Miracle in Between
The project intends to create a public offering for the residents of Old Delhi, in the belief that ‘art’ is primarily for the community and not just the preserve of museums, the elite, collectors and specialists who inhabit the contemporary cultural domain. A traditional material or methodology and a modern technology cohere in a dialogue of two completely different aesthetics, each hospitably receding as the other manifests.
The installation will take the form of a concrete-cum-abstract structure and projection at the Ramlila Ground, a massive open space connecting Old and New Delhi, used frequently for festival gatherings, performances and rallies. The object will be shaped by a grid of five hundred of bamboo poles of different heights, some with lights attached at the top, pushed into the earth at various distances from each other to form a large cube. During the day this will no more and no less than a bamboo sculpture, but when illuminated at night it will take on an apparitional dimension, seeing to sculpt itself between the poles.

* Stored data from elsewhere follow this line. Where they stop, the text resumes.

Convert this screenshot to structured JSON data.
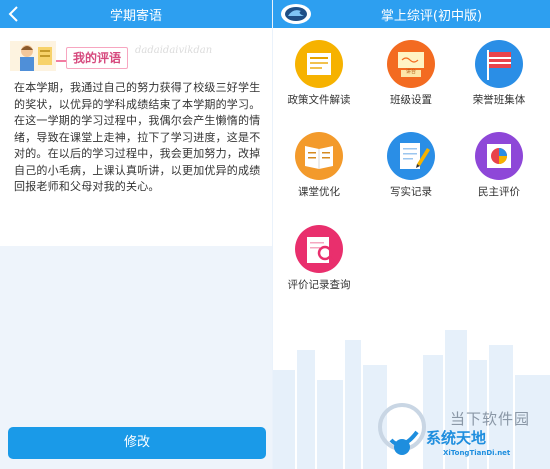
{
  "left_panel": {
    "header": {
      "title": "学期寄语",
      "back_icon": "chevron-left-icon"
    },
    "comment": {
      "tag_label": "我的评语",
      "faint_text": "dadaidaivikdan",
      "body": "在本学期，我通过自己的努力获得了校级三好学生的奖状，以优异的学科成绩结束了本学期的学习。在这一学期的学习过程中，我偶尔会产生懒惰的情绪，导致在课堂上走神，拉下了学习进度，这是不对的。在以后的学习过程中，我会更加努力，改掉自己的小毛病，上课认真听讲，以更加优异的成绩回报老师和父母对我的关心。"
    },
    "edit_button": "修改"
  },
  "right_panel": {
    "header": {
      "title": "掌上综评(初中版)",
      "logo_icon": "app-logo-icon"
    },
    "menu": [
      {
        "label": "政策文件解读",
        "icon": "document-icon",
        "color": "#f6b200"
      },
      {
        "label": "班级设置",
        "icon": "class-settings-icon",
        "color": "#f36b21",
        "badge_text": "讲台"
      },
      {
        "label": "荣誉班集体",
        "icon": "flag-icon",
        "color": "#2a8ee6"
      },
      {
        "label": "课堂优化",
        "icon": "book-icon",
        "color": "#f39a2b"
      },
      {
        "label": "写实记录",
        "icon": "notebook-pencil-icon",
        "color": "#2a8ee6"
      },
      {
        "label": "民主评价",
        "icon": "pie-chart-icon",
        "color": "#8e47d8"
      },
      {
        "label": "评价记录查询",
        "icon": "search-record-icon",
        "color": "#e92f6d"
      }
    ]
  },
  "watermark": {
    "top_text": "当下软件园",
    "brand": "系统天地",
    "url": "XiTongTianDi.net"
  },
  "colors": {
    "header_blue": "#2d9ff0",
    "button_blue": "#1a9ae8",
    "tag_pink": "#d64a7e"
  }
}
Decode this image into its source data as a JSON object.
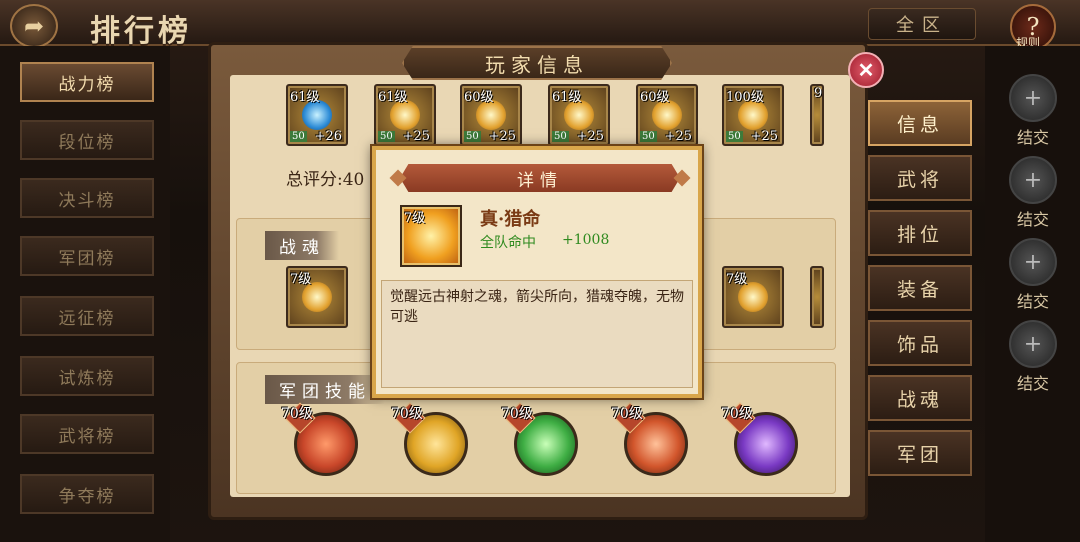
{
  "header": {
    "title": "排行榜",
    "back_icon": "back-arrow-icon",
    "region": "全区",
    "rules_label": "规则",
    "rules_icon": "question-icon"
  },
  "sidebar": {
    "items": [
      {
        "label": "战力榜",
        "active": true
      },
      {
        "label": "段位榜",
        "active": false
      },
      {
        "label": "决斗榜",
        "active": false
      },
      {
        "label": "军团榜",
        "active": false
      },
      {
        "label": "远征榜",
        "active": false
      },
      {
        "label": "试炼榜",
        "active": false
      },
      {
        "label": "武将榜",
        "active": false
      },
      {
        "label": "争夺榜",
        "active": false
      }
    ]
  },
  "friends": {
    "items": [
      {
        "label": "结交"
      },
      {
        "label": "结交"
      },
      {
        "label": "结交"
      },
      {
        "label": "结交"
      }
    ]
  },
  "panel": {
    "title": "玩家信息",
    "close_icon": "close-icon",
    "score_label": "总评分:40",
    "equipment": [
      {
        "level": "61级",
        "stars": "50",
        "plus": "+26",
        "type": "blue"
      },
      {
        "level": "61级",
        "stars": "50",
        "plus": "+25",
        "type": "gold"
      },
      {
        "level": "60级",
        "stars": "50",
        "plus": "+25",
        "type": "gold"
      },
      {
        "level": "61级",
        "stars": "50",
        "plus": "+25",
        "type": "gold"
      },
      {
        "level": "60级",
        "stars": "50",
        "plus": "+25",
        "type": "gold"
      },
      {
        "level": "100级",
        "stars": "50",
        "plus": "+25",
        "type": "gold"
      },
      {
        "level": "9",
        "stars": "",
        "plus": "",
        "type": "gold"
      }
    ],
    "soul_section_label": "战魂",
    "souls": [
      {
        "level": "7级"
      },
      {
        "level": "7级"
      },
      {
        "level": ""
      }
    ],
    "legion_section_label": "军团技能",
    "legion_skills": [
      {
        "level": "70级",
        "color": "#c9472a"
      },
      {
        "level": "70级",
        "color": "#e0a526"
      },
      {
        "level": "70级",
        "color": "#3fae44"
      },
      {
        "level": "70级",
        "color": "#d2562c"
      },
      {
        "level": "70级",
        "color": "#7a3ac4"
      }
    ]
  },
  "tabs": [
    {
      "label": "信息",
      "active": true
    },
    {
      "label": "武将",
      "active": false
    },
    {
      "label": "排位",
      "active": false
    },
    {
      "label": "装备",
      "active": false
    },
    {
      "label": "饰品",
      "active": false
    },
    {
      "label": "战魂",
      "active": false
    },
    {
      "label": "军团",
      "active": false
    }
  ],
  "dialog": {
    "title": "详情",
    "item_level": "7级",
    "item_name": "真·猎命",
    "stat_name": "全队命中",
    "stat_value": "+1008",
    "description": "觉醒远古神射之魂，箭尖所向，猎魂夺魄，无物可逃"
  },
  "colors": {
    "accent_gold": "#d9a64a",
    "stat_green": "#2f8a1f",
    "close_red": "#c9323f"
  }
}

In the middle of dense number of bamboo poles the image of a small, simple boat appears fleetingly drifting in the dark. The vessel is the literal carrier of many layers of meaning. Not only is it one of mans earliest means of travel, of exploring the work, it also signifies the way this same world was conquered and colonized. At the same time the boat stands for the moment of transitions. Transition from one state to another, from the past to the future and back again, from the traditional materials to the light ones of the future. Or maybe just the transition between the Old Town and the New. The miracle is the miracle of movement and change.